Three out of Four Ain’t Bad: The Book of Four Wizards Update

Still working on that review – but I have a small project update.

I went to NYC for a few days to engage in some intensive research and book work while apartment-sitting for a friend. I managed to finish up the double-check of the text, and I’ve started modernizing the writing. Last time, this took a month – I think it’ll take longer this time, given that the writing is more challenging and I’m working with more images.

I also got to do some research at the reading room of the NYPL. Special thanks to the kind people at the Pforzheimer Collection, who let in a stranger who arrived unannounced to view an Olivia Serres letter. I’m fairly confident now that she’s the fourth hand in the manuscript – and her contributions, once we set aside the early nineteenth-century poetry, do establish her as yet another individual interested in the practice of magic and alchemy.

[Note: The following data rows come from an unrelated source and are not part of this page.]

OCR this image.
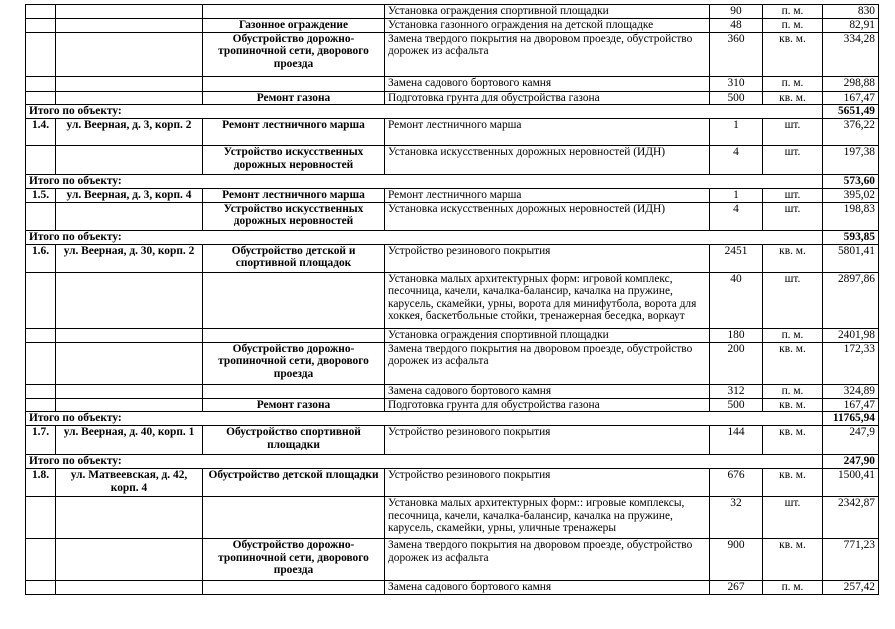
			Установка ограждения спортивной площадки	90	п. м.	830
		Газонное ограждение	Установка газонного ограждения на детской площадке	48	п. м.	82,91
		Обустройство дорожно-тропиночной сети, дворового проезда	Замена твердого покрытия на дворовом проезде, обустройство дорожек из асфальта	360	кв. м.	334,28
			Замена садового бортового камня	310	п. м.	298,88
		Ремонт газона	Подготовка грунта для обустройства газона	500	кв. м.	167,47
Итого по объекту:						5651,49
1.4.	ул. Веерная, д. 3, корп. 2	Ремонт лестничного марша	Ремонт лестничного марша	1	шт.	376,22
		Устройство искусственных дорожных неровностей	Установка искусственных дорожных неровностей (ИДН)	4	шт.	197,38
Итого по объекту:						573,60
1.5.	ул. Веерная, д. 3, корп. 4	Ремонт лестничного марша	Ремонт лестничного марша	1	шт.	395,02
		Устройство искусственных дорожных неровностей	Установка искусственных дорожных неровностей (ИДН)	4	шт.	198,83
Итого по объекту:						593,85
1.6.	ул. Веерная, д. 30, корп. 2	Обустройство детской и спортивной площадок	Устройство резинового покрытия	2451	кв. м.	5801,41
			Установка малых архитектурных форм: игровой комплекс, песочница, качели, качалка-балансир, качалка на пружине, карусель, скамейки, урны, ворота для минифутбола, ворота для хоккея, баскетбольные стойки, тренажерная беседка, воркаут	40	шт.	2897,86
			Установка ограждения спортивной площадки	180	п. м.	2401,98
		Обустройство дорожно-тропиночной сети, дворового проезда	Замена твердого покрытия на дворовом проезде, обустройство дорожек из асфальта	200	кв. м.	172,33
			Замена садового бортового камня	312	п. м.	324,89
		Ремонт газона	Подготовка грунта для обустройства газона	500	кв. м.	167,47
Итого по объекту:						11765,94
1.7.	ул. Веерная, д. 40, корп. 1	Обустройство спортивной площадки	Устройство резинового покрытия	144	кв. м.	247,9
Итого по объекту:						247,90
1.8.	ул. Матвеевская, д. 42, корп. 4	Обустройство детской площадки	Устройство резинового покрытия	676	кв. м.	1500,41
			Установка малых архитектурных форм:: игровые комплексы, песочница, качели, качалка-балансир, качалка на пружине, карусель, скамейки, урны, уличные тренажеры	32	шт.	2342,87
		Обустройство дорожно-тропиночной сети, дворового проезда	Замена твердого покрытия на дворовом проезде, обустройство дорожек из асфальта	900	кв. м.	771,23
			Замена садового бортового камня	267	п. м.	257,42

In the meantime, I might have found another author. The manuscript features a few different divinatory items using numerology based on adding up values of the name of the querent. In one such place, an abbreviated name appears – and the best match for the numerological values seems to be “Thomas Harrington.” I initially thought this might be the work of the original 17th century author, but closer examination of the handwriting makes it more likely this is the late 18th century annotator.

I wasn’t hopeful about finding too much about Mr. Harrington, given how common his name was – until I ran a search in WorldCat. (This is generally a good practice for backgrounding anyone.) There I found a listing for A catalogue of the very rare and curious library of Dr. Thos. Harrington, decd. : comprising old songs, ballads, history, magic, witchcraft …, to be sold at auction by Thomas King Jr. at Covent Garden on May 20, 1806. Other publications of music from the late 18th century indicate that Harrington might have been local to Bury St. Edmunds.

Thanks to the help of Bobby Derie and Dave Goudsward, I’ve now seen a newspaper advertisement of the sale, which lists that the person is a “well-known collector” of, among other things, “magic, witchcraft, [and] astrology,” and who owned “curious manuscripts” on many topics. It’s not 100%, but I feel pretty good about pursuing this particular lead.

As to the 17th century original author – who knows?